First came an overview of what it means to be a reptile. For starters, reptiles hatch their offspring from eggs. Secondly, reptiles are cold-blooded. And finally, Case told the students, reptiles are covered in scales, which feel similar to human fingernails.
“Imagine your entire body covered in fingernails,” she told the students, who responded with an enthusiastic, “Ewww!”
Next, Case focused her lesson on two types of turtles. The first was the painted turtle, which is common in New Jersey lakes and rivers and has webbed toes and a flat shell, so he is “zippy” in the water, Case explained.
The second, called the box turtle, lives in local fields and meadows and can’t swim, but instead uses his claws to dig in the ground when he needs to.
To illustrate some interesting facts about turtles, Case pulled out two turtle shells for the children to examine and touch.
The shells were left behind by turtles who have died, Case explained, similar to dinosaurs who leave their bones behind.
Knocking on the shells, the students let out a few “Oooo’s” a couple of “Ouches.” But the bigger surprise came moments later when Cast revealed two live turtles.
Not expecting the chance to touch a real turtle, some of the young students let out a scream, while others yelled, “Cool!”
Case and Filo brought the turtles around to the students who gently touched the reptiles with one finger, feeling the shells, legs and claws.
The hands-on lesson had the students squirming with excitement as Filo brought them a second lesson, this time on snakes.
Snakes, who don’t have shells or legs like turtles, do have a special set of jaws and teeth to swallow their prey in one piece, Filo told the students.
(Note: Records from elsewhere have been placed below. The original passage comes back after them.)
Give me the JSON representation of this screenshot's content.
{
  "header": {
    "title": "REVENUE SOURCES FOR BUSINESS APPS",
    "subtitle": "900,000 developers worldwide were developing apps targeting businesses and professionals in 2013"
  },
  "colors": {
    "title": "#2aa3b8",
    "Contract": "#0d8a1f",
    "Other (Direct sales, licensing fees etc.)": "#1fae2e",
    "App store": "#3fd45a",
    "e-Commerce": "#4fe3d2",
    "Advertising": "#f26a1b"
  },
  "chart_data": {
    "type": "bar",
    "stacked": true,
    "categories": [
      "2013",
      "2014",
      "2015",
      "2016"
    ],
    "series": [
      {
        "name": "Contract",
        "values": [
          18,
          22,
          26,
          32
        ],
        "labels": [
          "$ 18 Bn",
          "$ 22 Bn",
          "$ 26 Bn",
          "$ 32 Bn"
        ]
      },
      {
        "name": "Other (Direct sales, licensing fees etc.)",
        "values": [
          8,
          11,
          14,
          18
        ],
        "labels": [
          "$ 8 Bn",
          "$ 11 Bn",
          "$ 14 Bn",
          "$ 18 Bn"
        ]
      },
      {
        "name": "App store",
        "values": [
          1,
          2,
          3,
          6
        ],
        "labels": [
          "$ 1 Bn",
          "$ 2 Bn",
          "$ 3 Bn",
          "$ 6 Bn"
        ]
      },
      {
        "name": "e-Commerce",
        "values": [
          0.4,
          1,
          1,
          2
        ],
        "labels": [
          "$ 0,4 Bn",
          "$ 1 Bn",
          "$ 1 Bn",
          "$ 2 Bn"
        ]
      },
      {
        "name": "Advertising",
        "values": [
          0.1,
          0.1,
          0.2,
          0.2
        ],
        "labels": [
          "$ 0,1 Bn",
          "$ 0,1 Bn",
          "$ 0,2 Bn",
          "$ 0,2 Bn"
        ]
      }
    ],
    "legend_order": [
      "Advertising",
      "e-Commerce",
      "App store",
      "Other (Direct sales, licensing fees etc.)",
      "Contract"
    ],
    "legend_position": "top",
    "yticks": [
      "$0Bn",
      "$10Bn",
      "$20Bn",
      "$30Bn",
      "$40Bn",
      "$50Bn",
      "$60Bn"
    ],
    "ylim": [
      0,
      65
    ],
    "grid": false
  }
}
Backward-facing teeth keep prey from escaping a snake’s mouth, while specially designed jaws allow a snake to open its mouth wide enough to swallow large meals.
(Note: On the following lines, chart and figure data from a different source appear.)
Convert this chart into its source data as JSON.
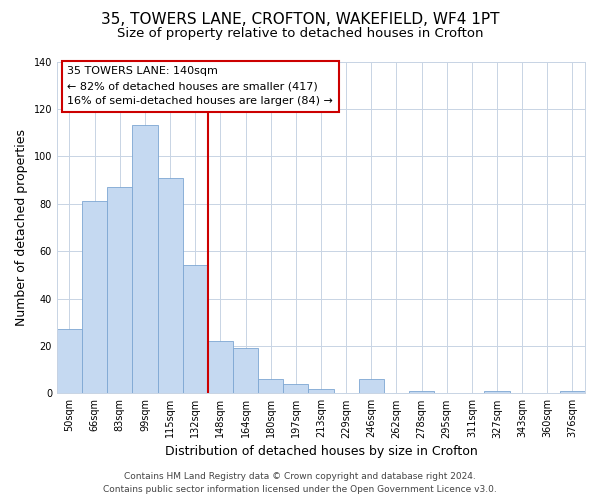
{
  "title": "35, TOWERS LANE, CROFTON, WAKEFIELD, WF4 1PT",
  "subtitle": "Size of property relative to detached houses in Crofton",
  "xlabel": "Distribution of detached houses by size in Crofton",
  "ylabel": "Number of detached properties",
  "bar_labels": [
    "50sqm",
    "66sqm",
    "83sqm",
    "99sqm",
    "115sqm",
    "132sqm",
    "148sqm",
    "164sqm",
    "180sqm",
    "197sqm",
    "213sqm",
    "229sqm",
    "246sqm",
    "262sqm",
    "278sqm",
    "295sqm",
    "311sqm",
    "327sqm",
    "343sqm",
    "360sqm",
    "376sqm"
  ],
  "bar_values": [
    27,
    81,
    87,
    113,
    91,
    54,
    22,
    19,
    6,
    4,
    2,
    0,
    6,
    0,
    1,
    0,
    0,
    1,
    0,
    0,
    1
  ],
  "bar_color": "#c5d9f1",
  "bar_edge_color": "#7da6d3",
  "vline_x": 6,
  "vline_color": "#cc0000",
  "ylim": [
    0,
    140
  ],
  "yticks": [
    0,
    20,
    40,
    60,
    80,
    100,
    120,
    140
  ],
  "annotation_title": "35 TOWERS LANE: 140sqm",
  "annotation_line1": "← 82% of detached houses are smaller (417)",
  "annotation_line2": "16% of semi-detached houses are larger (84) →",
  "annotation_box_color": "#ffffff",
  "annotation_box_edge_color": "#cc0000",
  "footer1": "Contains HM Land Registry data © Crown copyright and database right 2024.",
  "footer2": "Contains public sector information licensed under the Open Government Licence v3.0.",
  "background_color": "#ffffff",
  "grid_color": "#c8d4e4",
  "title_fontsize": 11,
  "subtitle_fontsize": 9.5,
  "axis_label_fontsize": 9,
  "tick_fontsize": 7,
  "annotation_fontsize": 8,
  "footer_fontsize": 6.5
}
Filo told the students that, if they had the same set of jaws, “You could swallow the head of the person next to you.”
After having a chance to feel a couple of different snake skins shed from local snakes, Filo told the students he had brought a couple of “friends” with him.
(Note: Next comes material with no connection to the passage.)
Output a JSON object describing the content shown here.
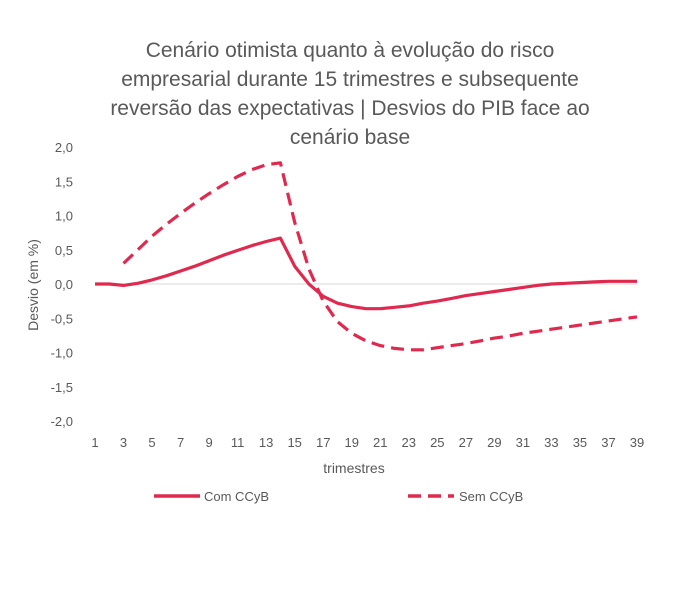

Reaching into a pillow case, Filo pulled out “Cornelius,” a small corn snake found in southern New Jersey. His arrival drew plenty of excited screams from the young crowd.
By the time Filo was ready to introduce the students to his second “friend,” the group was already chanting, “Let’s go snake, let’s go snake!”
When Filo unveiled Piney, a 6-foot-long northern pine snake, the students screamed even louder, looking at their neighbors in disbelief and gasping with stunned smiles.
After learning a little bit about the snakes, such as where they live, what they eat, and how their coloring helps them to survive in natural environments, the students had a chance to touch the two snakes, cautiously petting the scaly skin.
After the program, Heather Sherrier, 7, had learned many new facts about both turtles and snakes, but, she said, the snakes were cooler to see.
“They have, like, a ton of scales and use their tongues to smell,” she said. Sherrier wasn’t afraid to touch Piney. Her observation of the snake: “It felt really squishy.”